Belcea Quartet - Brahms: String Quartets & Piano Quintet - Gramophone
In 2003 the Belcea Quartet recorded a nerves-on-a-knife’s-edge account of Brahms’s C minor Quartet (Op 51 No 1) for EMI. Here, more than a decade on, their conception retains its essential ferocity, though without quite so much exhausting franticness. Brahms’s score has so much agitation written right into it – jagged melodic contours, motivic obsessiveness and gasping down-beats – that pushing hard is less effective than merely pulling taut. The fractionally broader perspective presented on this new Alpha recording is more satisfying, not only in its elucidation of detail – listen, for example, to the weight of the marcato passages in the first movement, beginning at 6'02" – but also in conveying warm affection. The slow movement is considerably more compelling here as a result, with enhanced sensitivity to harmonic subtleties.
In some respects, the Belcea’s interpretation of Op 51 No 2 is more impressive still, carefully balancing rigour and spontaneity. Indeed, the musicians are often daringly free with tempo but to eloquent effect. Note the way they lean yearningly into the long notes of the first movement’s second theme, or to the passionate impulsivity of the Andante moderato. What a surprise, then, that the opening Vivace of Op 67 sounds so rhythmically and emotionally strait-laced; there’s none of the playful exuberance one hears in the Takács Quartet’s recording, for instance. Happily, the remaining movements find the Belcea back in form, and the final two movements are particularly engaging in their blend of sweetness and melancholy.

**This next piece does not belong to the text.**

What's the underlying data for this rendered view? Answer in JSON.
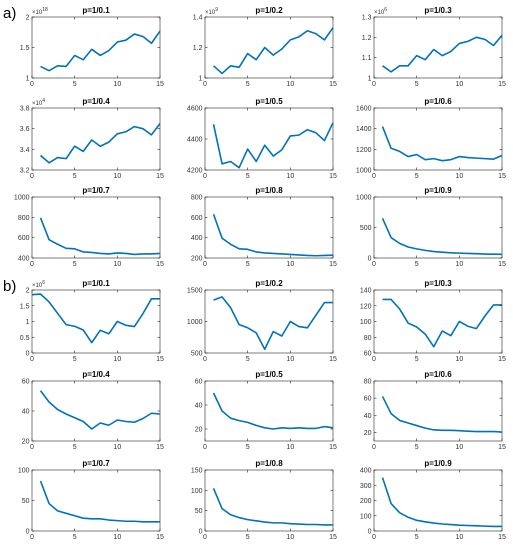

The Piano Quintet is, in many respects, exquisitely realised, with lovely chiaroscuro shadings and a rhythmic incisiveness that’s particularly effective in the Scherzo and finale. Indeed, the Scherzo is almost terrifying in its relentlessness, the dotted rhythms hammered out like morse code. Till Fellner and the quartet take considerable care over voicing, so that even thick textures have clarity. And, in the finale, they are among the few performers who observe Brahms’s instruction that the minim of the Poco sostenuto introduction and the crotchet of the Allegro non troppo be in the same tempo.
What’s missing here is the kind of lyrical abandon one hears in the A minor Quartet. It’s scrupulously musical but lacks the impetuousity of Hough and the Takács, as well as – in the slow movement – the rapt tenderness of Eschenbach and the Amadeus (DG). Those caveats aside, this new set offers sufficient insight and delight to be worthy of any devoted Brahmsian’s attention.